Movement 1: Allegro molto
Movement 2: Adagio molto e mesto
Movement 3: Allegretto scherzando
Movement 4: Allegro vivace
The Adagio molto e mesto is in the contemplative style of a dumka and is one of Dvorák’s most heartfelt slow movements. The melancholy opening theme in G minor is explored three times, first by the piano, then by the cello, and finally by the violin. This third paragraph leads into new keys, arriving eventually in A major, and here the second theme begins. Like the second theme of the first movement, it is made up of little repeated phrases almost in ‘folk’ manner, but formed into a beautiful developing shape in Dvorák’s most relaxed and lyrical style. The music becomes more agitated, subsides again, and returns to the opening melody, now in F sharp minor rather than in its original key. An insistent drumbeat in the bass of the piano leads to another build-up, but this evaporates into an ecstatic reprise of the second theme. Eventually the music winds round to G minor, and the first theme is boldly restated fortissimo, finally settling to a dark pianissimo to end the movement.

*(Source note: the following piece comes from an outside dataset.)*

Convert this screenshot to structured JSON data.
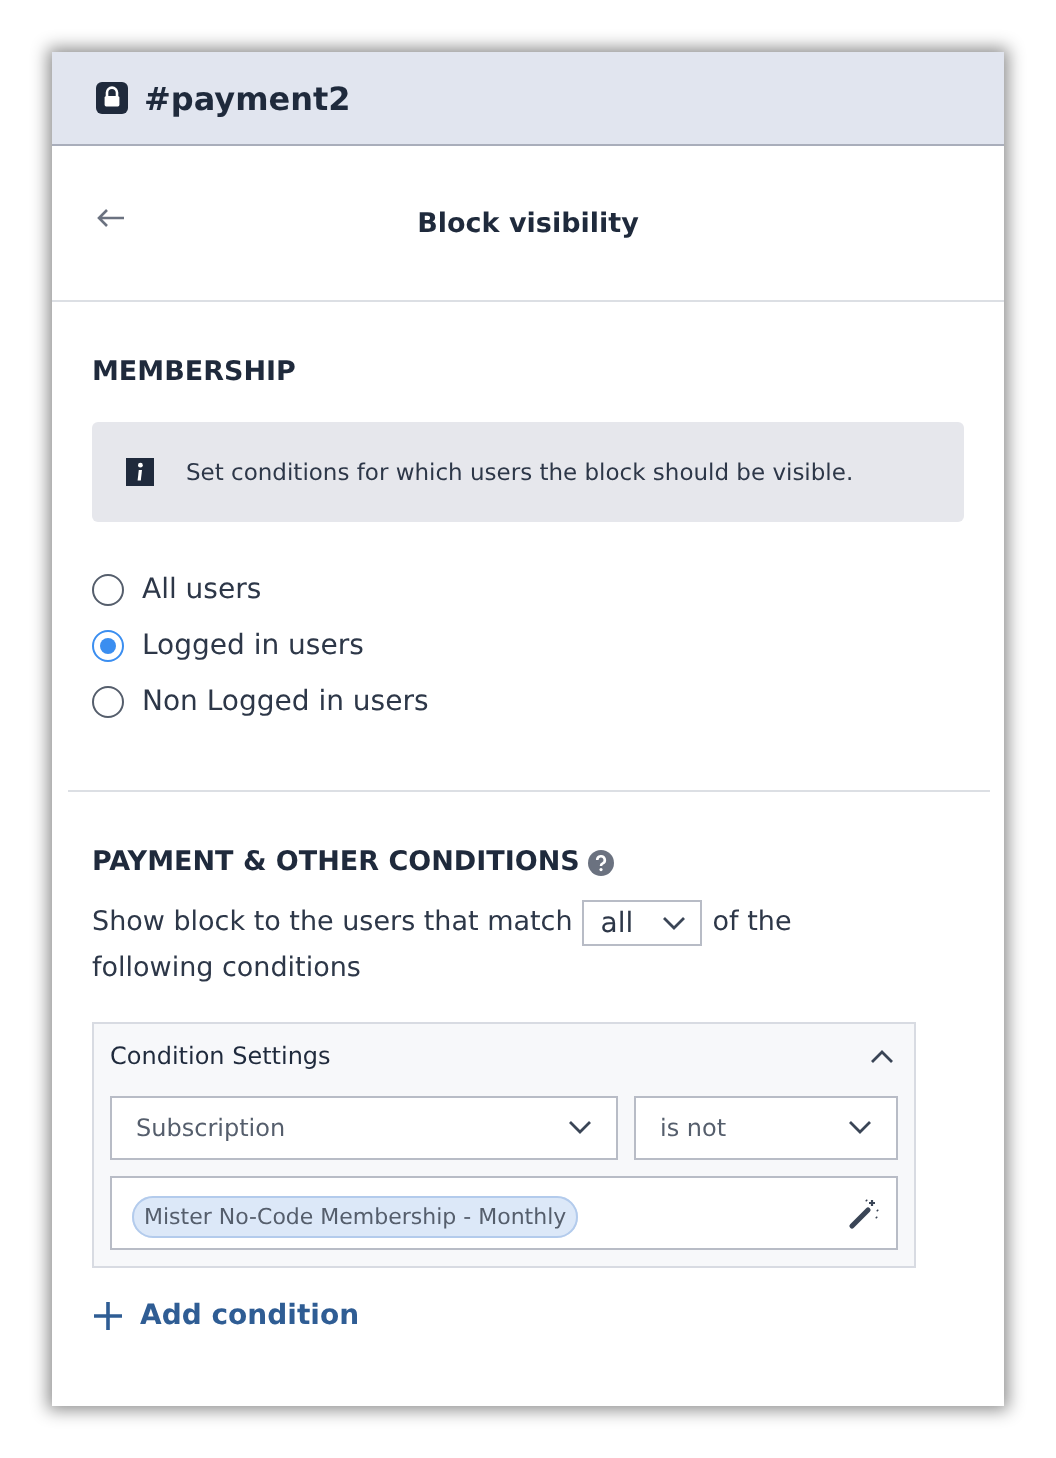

The Allegretto scherzando has a charming, song-like informality, beginning with the violin and cello in counterpoint. A series of accelerations, decelerations, and broader tempo changes underlines the sense of a delightful narrative unfolding. The central trio has a longer span, and a more serious demeanour. The finale (Allegro vivace) begins with an exploration in G minor and seems very like Schumann, almost quoting the opening of his Piano Trio in F major. It is Schumann-like too in its fluid harmonies, the interplay between the three instruments, and its gradual build-up of energy. This culminates in a sturdy fortissimo theme in the home key of B flat. A second theme has a gentler swing, and an extended discussion develops from it. While the swinging rhythm continues, the dumka theme from the slow movement reappears in the cello (again, this might be inspired by one of the great piano trios, Schubert’s E flat trio D929). This leads on to the reprise, and finally into an exuberant coda.